Spendenüberweisungen unter dem Stichwort „Kleine Spatzen“ sind möglich auf folgende Konten des Kinderschutzbundes:
Nationalbank AG, IBAN: DE54 3602 0030 0000 1141 11, BIC: NBAGDE3E
Sparkasse Essen, IBAN: DE70 3605 0105 0000 2907 00, BIC: SPESDE3E
Der Kinderschutzbund stellt Spendenquittungen aus.
Nähere Informationen zu der Spendenaktion und dem Bauvorhaben geben Rilana Decker vom Kinderschutzbund unter 49 55 07 55 und NRZ-Redakteur Jörg Maibaum unter 804 26 52.
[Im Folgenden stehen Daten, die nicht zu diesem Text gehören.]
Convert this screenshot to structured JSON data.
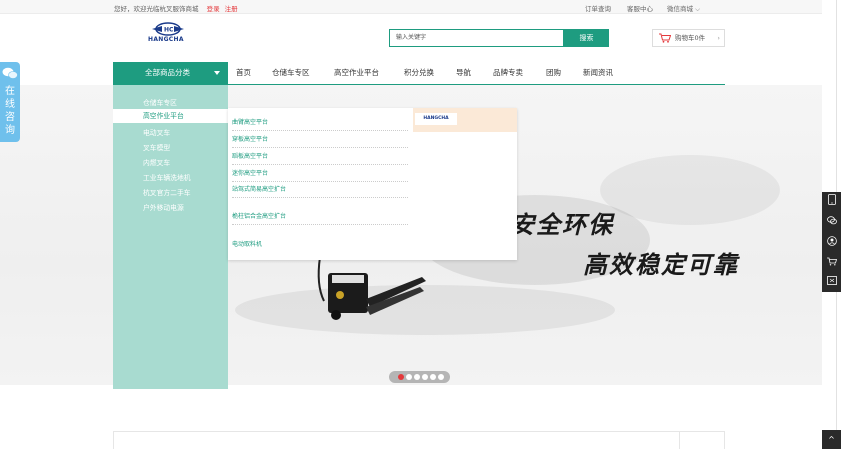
{
  "topbar": {
    "welcome": "您好，欢迎光临杭叉服饰商城",
    "login": "登录",
    "register": "注册",
    "links": [
      "订单查询",
      "客服中心",
      "微信商城 ⌵"
    ]
  },
  "header": {
    "brand": "HANGCHA",
    "search_placeholder": "输入关键字",
    "search_button": "搜索",
    "cart_label": "购物车0件",
    "cart_chevron": "›"
  },
  "nav": {
    "all_categories": "全部商品分类",
    "items": [
      "首页",
      "仓储车专区",
      "高空作业平台",
      "积分兑换",
      "导航",
      "品牌专卖",
      "团购",
      "新闻资讯"
    ]
  },
  "categories": [
    "仓储车专区",
    "高空作业平台",
    "电动叉车",
    "叉车模型",
    "内燃叉车",
    "工业车辆洗地机",
    "杭叉官方二手车",
    "户外移动电源"
  ],
  "submenu": {
    "items": [
      "曲臂高空平台",
      "穿板高空平台",
      "蹈板高空平台",
      "迷你高空平台",
      "站驾式简易高空扩台",
      "桅柱铝合金高空扩台",
      "电动取料机"
    ],
    "brand_badge": "HANGCHA"
  },
  "banner": {
    "slogan_line1": "安全环保",
    "slogan_line2": "高效稳定可靠",
    "dot_count": 6,
    "active_dot": 0
  },
  "float_left": {
    "label": "在线咨询"
  },
  "rightbar": {
    "icons": [
      "phone-icon",
      "chat-icon",
      "user-icon",
      "cart-icon",
      "coupon-icon"
    ],
    "top_glyph": "^"
  }
}
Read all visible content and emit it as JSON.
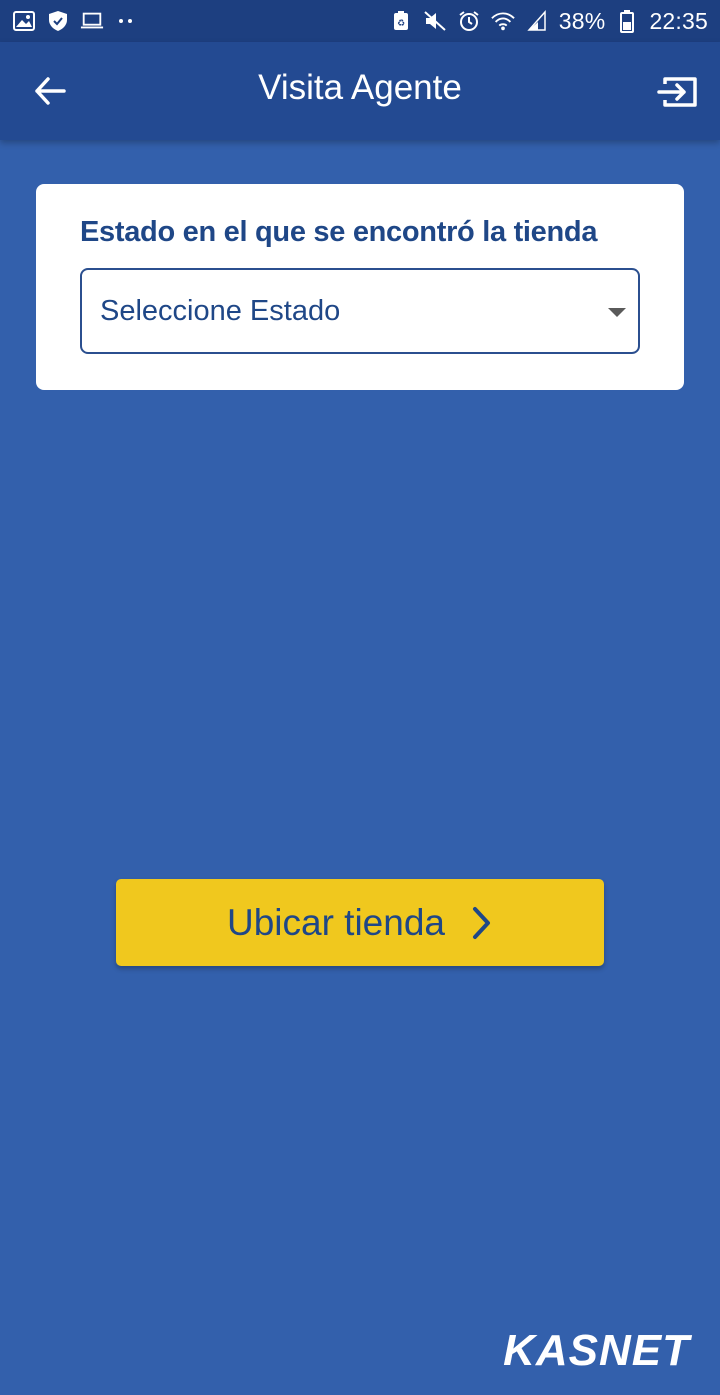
{
  "status_bar": {
    "battery_percent": "38%",
    "time": "22:35",
    "left_icons": [
      "gallery-icon",
      "shield-icon",
      "laptop-icon",
      "more-dots-icon"
    ],
    "right_icons": [
      "data-saver-icon",
      "mute-icon",
      "alarm-icon",
      "wifi-icon",
      "signal-icon",
      "battery-icon"
    ]
  },
  "app_bar": {
    "title": "Visita Agente",
    "back_icon": "arrow-left-icon",
    "exit_icon": "exit-icon"
  },
  "form": {
    "label": "Estado en el que se encontró la tienda",
    "select_value": "Seleccione Estado"
  },
  "actions": {
    "locate_label": "Ubicar tienda"
  },
  "brand": {
    "logo_text": "KASNET"
  },
  "colors": {
    "background": "#3360ac",
    "app_bar": "#234a92",
    "accent_button": "#f0c81e",
    "text_primary": "#1f4787"
  }
}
Was es mit Spendersteinen und Spenderbuch auf sich hat
Für die Unterstützer des neuen Spatzennests hat sich der Kinderschutzbund etwas einfallen lassen: Wer 1000 Euro oder mehr für die rund 1,6 Millionen Euro teure Notaufnahme an der Zweigstraße spendet, wird mit seinem Namen auf einem von bis zu 200 Steinen in der Außenfassade verewigt.
Wer nicht so viel Geld erübrigen kann, soll aber auch nicht leer ausgehen, so Essens DKSB-Vorsitzender Ulrich Spie: „Wir wollen jeden Euro wertschätzen.“ Über die Namenssteine hinaus plant der Kinderschutzbund deshalb ein Buch mit den Namen aller Spendern, das einen Ehrenplatz im Gebäude bekommt.
Jeder Unterstützer erhält einen Dankesbrief samt einer Spendenbescheinigung und einem Fragebogen, auf dem er ankreuzen kann, ob er einen Eintrag ins Spenderbuch wünscht oder seinen Namen auf einem der Fassadensteine wiederfinden möchte.